IDRC's Women’s Rights and Citizenship program (WRC) – in collaboration with two other IDRC programs, Peace, Conflict, and Development (PCD) and Governance, Equity, and Health (GEH) – is hosting two panels at the upcoming CSW.
- The first panel will address the issue of the missing girl child in India and China.
Panellists will speak on factors contributing to the ‘masculinization’ of the sex ratio in selected districts in five Indian states. During the past two decades, millions of girls have gone “missing” in India. This phenomenon of “missing girls” has generated enormous concern in recent years – both locally and internationally. Contrary to the tendency to lay the blame for the millions of “missing girl children” at the door of technological misuse alone, the IDRC supported study shows that many factors are at work, including significantly gendered child mortality rates in some areas. Neglect of girls, whether passive or willed, continues to be a “killer”. At the same time, for all those who have been emphasizing the feminisation of poverty, the recent patterns in the adverse sex ratio are deeply disorienting, since the more prosperous regions of north-western India, as well as urban metropolitan locations, have the worst sex ratios and the steepest declines. A potential crisis in the very paradigm of development and in concepts of women’s empowerment is therefore in the making, claims the study.

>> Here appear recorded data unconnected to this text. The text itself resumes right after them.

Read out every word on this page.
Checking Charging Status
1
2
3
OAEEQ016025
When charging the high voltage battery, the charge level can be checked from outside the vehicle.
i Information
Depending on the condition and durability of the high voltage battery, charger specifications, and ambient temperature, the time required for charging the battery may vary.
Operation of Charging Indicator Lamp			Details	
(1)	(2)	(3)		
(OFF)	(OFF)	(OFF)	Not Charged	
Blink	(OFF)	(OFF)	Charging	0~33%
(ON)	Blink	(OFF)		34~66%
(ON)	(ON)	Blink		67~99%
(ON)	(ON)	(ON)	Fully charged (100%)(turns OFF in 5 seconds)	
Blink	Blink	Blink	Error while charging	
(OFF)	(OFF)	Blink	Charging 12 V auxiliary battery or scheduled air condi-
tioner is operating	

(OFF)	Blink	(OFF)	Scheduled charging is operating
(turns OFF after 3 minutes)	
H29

The panel presentation will also examine the ways in which birth planning policies and other factors shape the reported sex ratio in China, as well as changing attitudes towards daughters and their adoption by Chinese families in the face of female infant abandonment and population policy.

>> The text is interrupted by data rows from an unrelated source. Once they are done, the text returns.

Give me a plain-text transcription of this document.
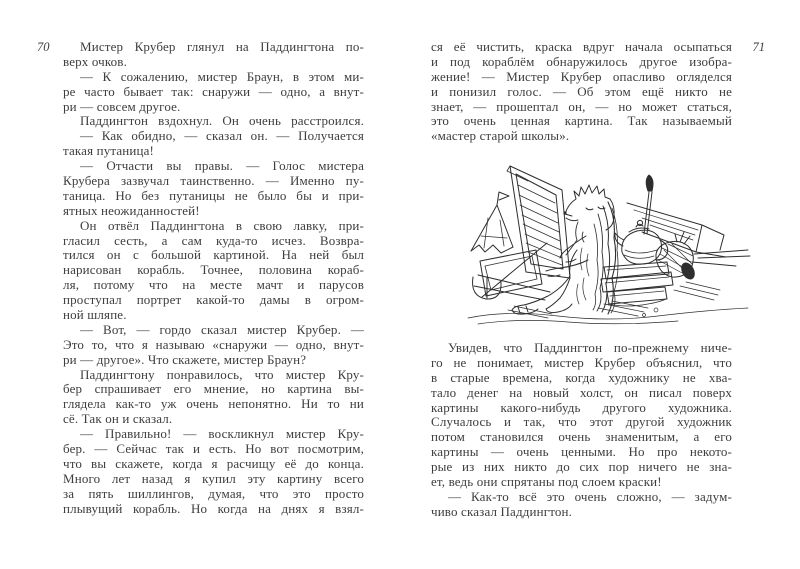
70	Мистер Крубер глянул на Паддингтона по-
верх очков.
— К сожалению, мистер Браун, в этом ми-
ре часто бывает так: снаружи — одно, а внут-
ри — совсем другое.
Паддингтон вздохнул. Он очень расстроился.
— Как обидно, — сказал он. — Получается
такая путаница!
— Отчасти вы правы. — Голос мистера
Крубера зазвучал таинственно. — Именно пу-
таница. Но без путаницы не было бы и при-
ятных неожиданностей!
Он отвёл Паддингтона в свою лавку, при-
гласил сесть, а сам куда-то исчез. Возвра-
тился он с большой картиной. На ней был
нарисован корабль. Точнее, половина кораб-
ля, потому что на месте мачт и парусов
проступал портрет какой-то дамы в огром-
ной шляпе.
— Вот, — гордо сказал мистер Крубер. —
Это то, что я называю «снаружи — одно, внут-
ри — другое». Что скажете, мистер Браун?
Паддингтону понравилось, что мистер Кру-
бер спрашивает его мнение, но картина вы-
глядела как-то уж очень непонятно. Ни то ни
сё. Так он и сказал.
— Правильно! — воскликнул мистер Кру-
бер. — Сейчас так и есть. Но вот посмотрим,
что вы скажете, когда я расчищу её до конца.
Много лет назад я купил эту картину всего
за пять шиллингов, думая, что это просто
плывущий корабль. Но когда на днях я взял-
71
ся её чистить, краска вдруг начала осыпаться
и под кораблём обнаружилось другое изобра-
жение! — Мистер Крубер опасливо огляделся
и понизил голос. — Об этом ещё никто не
знает, — прошептал он, — но может статься,
это очень ценная картина. Так называемый
«мастер старой школы».
Увидев, что Паддингтон по-прежнему ниче-
го не понимает, мистер Крубер объяснил, что
в старые времена, когда художнику не хва-
тало денег на новый холст, он писал поверх
картины какого-нибудь другого художника.
Случалось и так, что этот другой художник
потом становился очень знаменитым, а его
картины — очень ценными. Но про некото-
рые из них никто до сих пор ничего не зна-
ет, ведь они спрятаны под слоем краски!
— Как-то всё это очень сложно, — задум-
чиво сказал Паддингтон.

- The second panel will address the issue of the impact of violent conflict on the girl child.
Unlike wars of previous centuries, conflict is now fought in communities, in the street, homes and workplaces of ordinary citizens. Increasingly it is acknowledged that in these contexts, women, girls, boys and men experience conflict differently. Although United Nations Security Council Resolution 1325 (UNSCR 1325) on women, peace and security, identifies the need to recognize the unique experiences of women and girls in conflict, girls and adolescent girls are often overlooked within conflict contexts and in post-conflict reconstruction policy and programming.

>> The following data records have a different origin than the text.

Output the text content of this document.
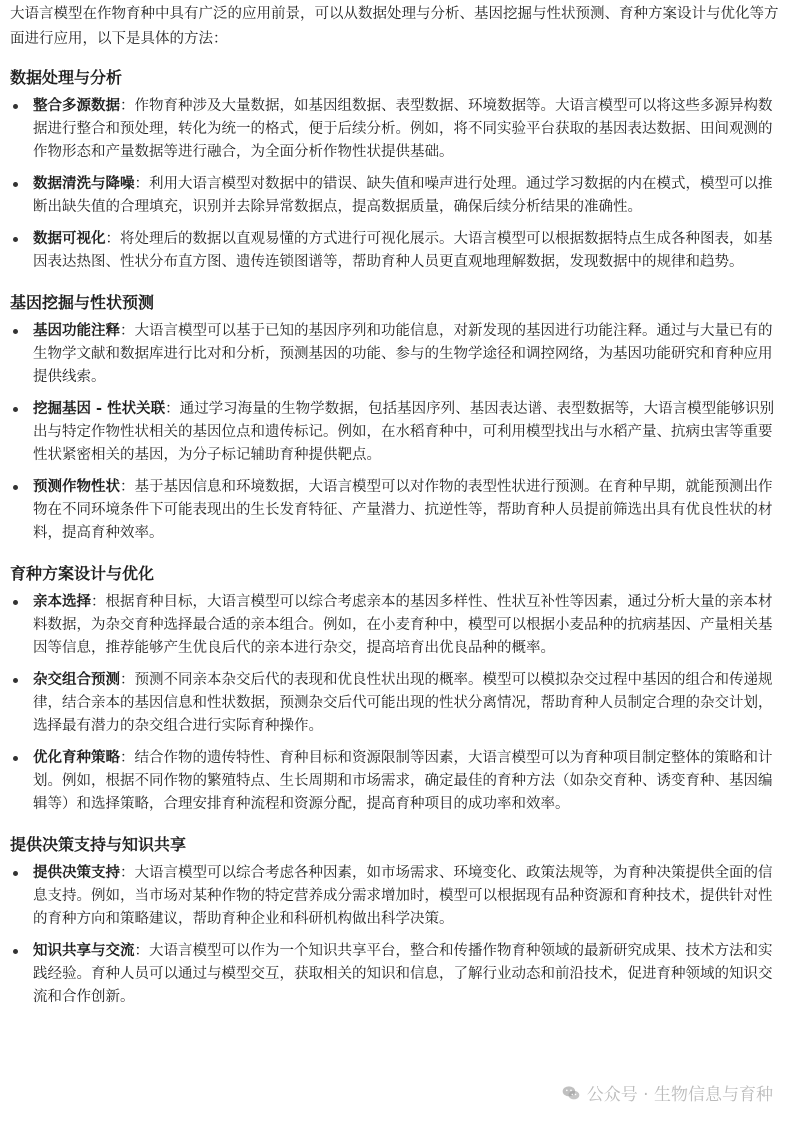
大语言模型在作物育种中具有广泛的应用前景，可以从数据处理与分析、基因挖掘与性状预测、育种方案设计与优化等方面进行应用，以下是具体的方法：

数据处理与分析
整合多源数据：作物育种涉及大量数据，如基因组数据、表型数据、环境数据等。大语言模型可以将这些多源异构数据进行整合和预处理，转化为统一的格式，便于后续分析。例如，将不同实验平台获取的基因表达数据、田间观测的作物形态和产量数据等进行融合，为全面分析作物性状提供基础。
数据清洗与降噪：利用大语言模型对数据中的错误、缺失值和噪声进行处理。通过学习数据的内在模式，模型可以推断出缺失值的合理填充，识别并去除异常数据点，提高数据质量，确保后续分析结果的准确性。
数据可视化：将处理后的数据以直观易懂的方式进行可视化展示。大语言模型可以根据数据特点生成各种图表，如基因表达热图、性状分布直方图、遗传连锁图谱等，帮助育种人员更直观地理解数据，发现数据中的规律和趋势。
基因挖掘与性状预测
基因功能注释：大语言模型可以基于已知的基因序列和功能信息，对新发现的基因进行功能注释。通过与大量已有的生物学文献和数据库进行比对和分析，预测基因的功能、参与的生物学途径和调控网络，为基因功能研究和育种应用提供线索。
挖掘基因 - 性状关联：通过学习海量的生物学数据，包括基因序列、基因表达谱、表型数据等，大语言模型能够识别出与特定作物性状相关的基因位点和遗传标记。例如，在水稻育种中，可利用模型找出与水稻产量、抗病虫害等重要性状紧密相关的基因，为分子标记辅助育种提供靶点。
预测作物性状：基于基因信息和环境数据，大语言模型可以对作物的表型性状进行预测。在育种早期，就能预测出作物在不同环境条件下可能表现出的生长发育特征、产量潜力、抗逆性等，帮助育种人员提前筛选出具有优良性状的材料，提高育种效率。
育种方案设计与优化
亲本选择：根据育种目标，大语言模型可以综合考虑亲本的基因多样性、性状互补性等因素，通过分析大量的亲本材料数据，为杂交育种选择最合适的亲本组合。例如，在小麦育种中，模型可以根据小麦品种的抗病基因、产量相关基因等信息，推荐能够产生优良后代的亲本进行杂交，提高培育出优良品种的概率。
杂交组合预测：预测不同亲本杂交后代的表现和优良性状出现的概率。模型可以模拟杂交过程中基因的组合和传递规律，结合亲本的基因信息和性状数据，预测杂交后代可能出现的性状分离情况，帮助育种人员制定合理的杂交计划，选择最有潜力的杂交组合进行实际育种操作。
优化育种策略：结合作物的遗传特性、育种目标和资源限制等因素，大语言模型可以为育种项目制定整体的策略和计划。例如，根据不同作物的繁殖特点、生长周期和市场需求，确定最佳的育种方法（如杂交育种、诱变育种、基因编辑等）和选择策略，合理安排育种流程和资源分配，提高育种项目的成功率和效率。
提供决策支持与知识共享
提供决策支持：大语言模型可以综合考虑各种因素，如市场需求、环境变化、政策法规等，为育种决策提供全面的信息支持。例如，当市场对某种作物的特定营养成分需求增加时，模型可以根据现有品种资源和育种技术，提供针对性的育种方向和策略建议，帮助育种企业和科研机构做出科学决策。
知识共享与交流：大语言模型可以作为一个知识共享平台，整合和传播作物育种领域的最新研究成果、技术方法和实践经验。育种人员可以通过与模型交互，获取相关的知识和信息，了解行业动态和前沿技术，促进育种领域的知识交流和合作创新。
公众号 · 生物信息与育种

Girls and adolescent girls experience several forms of violence in conflict including forced displacement, early marriage and forced recruitment into armed groups, HIV/AIDS, trafficking, forced impregnation and rape. Through multiple identities and roles (head of household, combatant, peace activist, mother) girls and adolescent girls in conflict and post-conflict contexts have demonstrated resiliency, coping and survival skills.